Chronic Pancreatitis
Definition
Chronic pancreatitis is characterized by chronic inflammation of the pancreas. Alcohol abuse is the most common risk factor, accounting for 60-70% of cases. Over the course of the disease, fibrosis develops, with connective tissue replacing pancreatic parenchyma. As a result, the exocrine and endocrine pancreatic tissue loses functionality, potentially leading to exocrine and endocrine insufficiency. This process is progressive and irreversible. Long-term complications include exocrine pancreatic insufficiency with malnutrition, diabetes mellitus, and pancreatic carcinoma. [1,2]
Impact on Nutritional Status
Approximately 30% of affected individuals are at risk of malnutrition, primarily due to abdominal pain, reduced oral intake, exocrine and endocrine dysfunction, and increased basal metabolic rate. The severity and duration of pancreatitis, alcohol abuse, diabetes mellitus, and smoking influence the extent of malnutrition. Exocrine pancreatic insufficiency leads to maldigestion with steatorrhea and azotorrhea, promoting numerous deficiencies and complications (e.g., protein and vitamin deficiencies, severe osteoporosis, bone loss). Early screening and subsequent prevention/treatment of malnutrition are critical to prevent the loss of lean body mass and/or sarcopenia, which frequently impair physical function and quality of life. [1,2]
Nutritional requirements of patients with chronic pancreatitis. Adjustments necessary for malnourished patients, physical activity and age of the patient. Weight is the adjusted body weight (ADJ) from BMI 28, otherwise body weight before hospital admission.
BW = body weight; d = day
Please fill out the weight
* 30-40% of energy should be derived from fat (primarily plant-based fats).
- Vitamins and Trace Elements:
- Targeted supplementation for identified deficiencies
- Supplement fat-soluble vitamins (A, E, D, K), water-soluble vitamins (B12, folate, thiamine), and minerals (Mg, Fe, Se, Zn) in cases of low levels or clinical symptoms of deficiency.
Goals of Nutritional Therapy
- Maintain/improve nutritional status and body function
- Prevent malnutrition and nutrient deficiencies
- Treat maldigestion with appropriate substitution
Patients should undergo annual screening for micro- and macronutrient deficiencies and receive treatment as needed.
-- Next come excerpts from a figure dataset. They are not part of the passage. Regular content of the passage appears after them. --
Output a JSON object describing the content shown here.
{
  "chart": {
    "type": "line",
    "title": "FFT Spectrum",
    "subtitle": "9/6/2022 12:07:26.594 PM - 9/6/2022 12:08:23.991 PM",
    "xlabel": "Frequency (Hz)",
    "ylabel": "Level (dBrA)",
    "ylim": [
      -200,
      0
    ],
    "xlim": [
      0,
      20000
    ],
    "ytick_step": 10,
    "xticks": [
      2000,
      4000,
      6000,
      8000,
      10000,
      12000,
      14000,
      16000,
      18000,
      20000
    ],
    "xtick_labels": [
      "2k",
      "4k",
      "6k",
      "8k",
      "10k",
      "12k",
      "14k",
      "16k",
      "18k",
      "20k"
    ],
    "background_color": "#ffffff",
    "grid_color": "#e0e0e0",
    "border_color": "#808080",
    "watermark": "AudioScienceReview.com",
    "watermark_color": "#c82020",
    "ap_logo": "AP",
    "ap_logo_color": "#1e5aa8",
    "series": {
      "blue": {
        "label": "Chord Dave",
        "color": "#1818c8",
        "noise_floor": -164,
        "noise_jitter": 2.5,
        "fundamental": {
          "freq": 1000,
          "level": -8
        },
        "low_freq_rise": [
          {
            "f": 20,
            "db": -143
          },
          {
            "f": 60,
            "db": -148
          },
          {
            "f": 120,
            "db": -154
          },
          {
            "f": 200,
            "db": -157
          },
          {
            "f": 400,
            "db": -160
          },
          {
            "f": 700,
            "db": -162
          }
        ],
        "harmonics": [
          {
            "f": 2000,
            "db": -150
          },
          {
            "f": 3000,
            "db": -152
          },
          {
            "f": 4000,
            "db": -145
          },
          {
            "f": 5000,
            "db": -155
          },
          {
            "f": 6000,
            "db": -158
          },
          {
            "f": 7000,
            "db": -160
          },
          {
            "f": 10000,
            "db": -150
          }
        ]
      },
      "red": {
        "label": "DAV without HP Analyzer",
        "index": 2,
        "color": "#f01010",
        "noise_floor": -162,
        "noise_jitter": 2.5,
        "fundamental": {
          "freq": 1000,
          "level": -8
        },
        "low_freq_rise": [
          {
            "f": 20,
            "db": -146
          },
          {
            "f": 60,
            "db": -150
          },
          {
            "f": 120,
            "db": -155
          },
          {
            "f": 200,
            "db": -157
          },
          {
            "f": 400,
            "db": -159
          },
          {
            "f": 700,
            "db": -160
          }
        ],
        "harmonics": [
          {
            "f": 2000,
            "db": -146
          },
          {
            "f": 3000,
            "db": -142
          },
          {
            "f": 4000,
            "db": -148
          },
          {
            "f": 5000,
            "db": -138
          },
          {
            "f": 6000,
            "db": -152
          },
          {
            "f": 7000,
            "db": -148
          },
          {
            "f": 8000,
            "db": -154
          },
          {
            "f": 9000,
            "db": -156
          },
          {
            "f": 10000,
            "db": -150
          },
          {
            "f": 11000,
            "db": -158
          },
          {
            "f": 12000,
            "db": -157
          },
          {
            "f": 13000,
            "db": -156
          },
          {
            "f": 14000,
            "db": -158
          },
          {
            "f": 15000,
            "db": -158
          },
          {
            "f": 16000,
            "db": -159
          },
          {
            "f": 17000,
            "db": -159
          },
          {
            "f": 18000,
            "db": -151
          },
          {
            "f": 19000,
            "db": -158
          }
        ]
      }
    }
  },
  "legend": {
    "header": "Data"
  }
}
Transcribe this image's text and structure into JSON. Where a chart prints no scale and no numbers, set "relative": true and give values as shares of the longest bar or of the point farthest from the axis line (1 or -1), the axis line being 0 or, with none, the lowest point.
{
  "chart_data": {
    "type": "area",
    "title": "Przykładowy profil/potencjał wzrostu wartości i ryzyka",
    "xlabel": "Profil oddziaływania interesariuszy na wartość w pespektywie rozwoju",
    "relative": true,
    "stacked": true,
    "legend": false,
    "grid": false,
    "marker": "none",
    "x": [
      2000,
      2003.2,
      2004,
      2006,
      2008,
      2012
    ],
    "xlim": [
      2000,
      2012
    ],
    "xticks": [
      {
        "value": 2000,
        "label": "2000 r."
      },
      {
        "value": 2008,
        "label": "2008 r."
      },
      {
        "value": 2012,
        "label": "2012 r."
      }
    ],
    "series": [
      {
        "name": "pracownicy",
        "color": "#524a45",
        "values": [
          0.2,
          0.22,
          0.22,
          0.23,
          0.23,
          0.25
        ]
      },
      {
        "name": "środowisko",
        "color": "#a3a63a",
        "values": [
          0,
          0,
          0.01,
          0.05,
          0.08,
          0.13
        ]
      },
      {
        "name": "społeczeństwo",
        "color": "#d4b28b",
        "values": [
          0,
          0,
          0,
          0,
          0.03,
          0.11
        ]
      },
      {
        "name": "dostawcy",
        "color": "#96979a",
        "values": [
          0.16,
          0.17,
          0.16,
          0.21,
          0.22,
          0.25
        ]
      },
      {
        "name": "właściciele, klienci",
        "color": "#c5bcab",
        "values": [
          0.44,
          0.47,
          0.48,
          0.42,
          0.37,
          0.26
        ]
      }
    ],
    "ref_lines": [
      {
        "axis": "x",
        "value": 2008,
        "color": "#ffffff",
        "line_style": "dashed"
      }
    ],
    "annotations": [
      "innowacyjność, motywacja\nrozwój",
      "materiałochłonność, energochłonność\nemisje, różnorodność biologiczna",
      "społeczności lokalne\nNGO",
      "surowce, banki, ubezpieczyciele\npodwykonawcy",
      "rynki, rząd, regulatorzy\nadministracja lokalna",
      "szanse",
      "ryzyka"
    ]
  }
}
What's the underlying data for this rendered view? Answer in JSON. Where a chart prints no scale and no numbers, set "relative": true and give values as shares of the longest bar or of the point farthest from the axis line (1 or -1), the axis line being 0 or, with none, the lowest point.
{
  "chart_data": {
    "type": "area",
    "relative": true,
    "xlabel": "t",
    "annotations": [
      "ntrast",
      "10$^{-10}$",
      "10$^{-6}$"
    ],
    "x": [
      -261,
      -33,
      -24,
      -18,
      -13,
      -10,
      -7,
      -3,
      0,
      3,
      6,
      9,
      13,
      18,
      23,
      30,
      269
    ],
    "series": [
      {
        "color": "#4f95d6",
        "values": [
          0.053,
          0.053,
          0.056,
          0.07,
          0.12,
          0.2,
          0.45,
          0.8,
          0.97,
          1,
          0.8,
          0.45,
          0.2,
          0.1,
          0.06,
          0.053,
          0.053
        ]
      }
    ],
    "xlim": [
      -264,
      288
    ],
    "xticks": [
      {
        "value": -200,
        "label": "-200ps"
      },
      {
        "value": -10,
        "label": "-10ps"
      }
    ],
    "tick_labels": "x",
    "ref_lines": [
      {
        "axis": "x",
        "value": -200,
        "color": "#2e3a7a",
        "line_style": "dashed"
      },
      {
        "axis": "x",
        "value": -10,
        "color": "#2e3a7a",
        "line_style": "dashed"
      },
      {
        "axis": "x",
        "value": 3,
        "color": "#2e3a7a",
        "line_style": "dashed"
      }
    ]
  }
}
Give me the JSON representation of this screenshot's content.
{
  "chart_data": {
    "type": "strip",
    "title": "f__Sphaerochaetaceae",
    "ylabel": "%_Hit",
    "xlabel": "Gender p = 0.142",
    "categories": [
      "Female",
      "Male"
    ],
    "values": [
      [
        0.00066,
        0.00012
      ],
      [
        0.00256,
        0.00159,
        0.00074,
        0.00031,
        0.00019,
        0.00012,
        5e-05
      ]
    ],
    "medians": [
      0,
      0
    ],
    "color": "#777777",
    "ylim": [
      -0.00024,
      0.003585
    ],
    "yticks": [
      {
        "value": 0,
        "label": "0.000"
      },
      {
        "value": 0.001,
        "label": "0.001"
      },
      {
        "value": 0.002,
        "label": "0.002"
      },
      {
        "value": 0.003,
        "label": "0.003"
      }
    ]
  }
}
For severe disease or uncontrolled malabsorption, more frequent screening is recommended [1].
Protein and energy requirements should be met through oral nutrition whenever possible, regardless of serum lipase concentrations in patients with chronic pancreatitis. If less than 75% of requirements are met despite enrichment, snacks, or oral nutrition supplements, complementary enteral nutrition should be initiated by day five. Parenteral nutrition is indicated if less than 75% of requirements can be met via oral and/or enteral nutrition.
Oral Nutrition
Nutritional restrictions are generally unnecessary. Fat restriction is only recommended if enzyme substitution is insufficient and uncontrolled steatorrhea persists. Malnourished patients should increase protein and energy intake; otherwise, a balanced diet is usually sufficient. If protein and energy needs cannot be met through oral intake alone, oral nutrition supplements should be prescribed.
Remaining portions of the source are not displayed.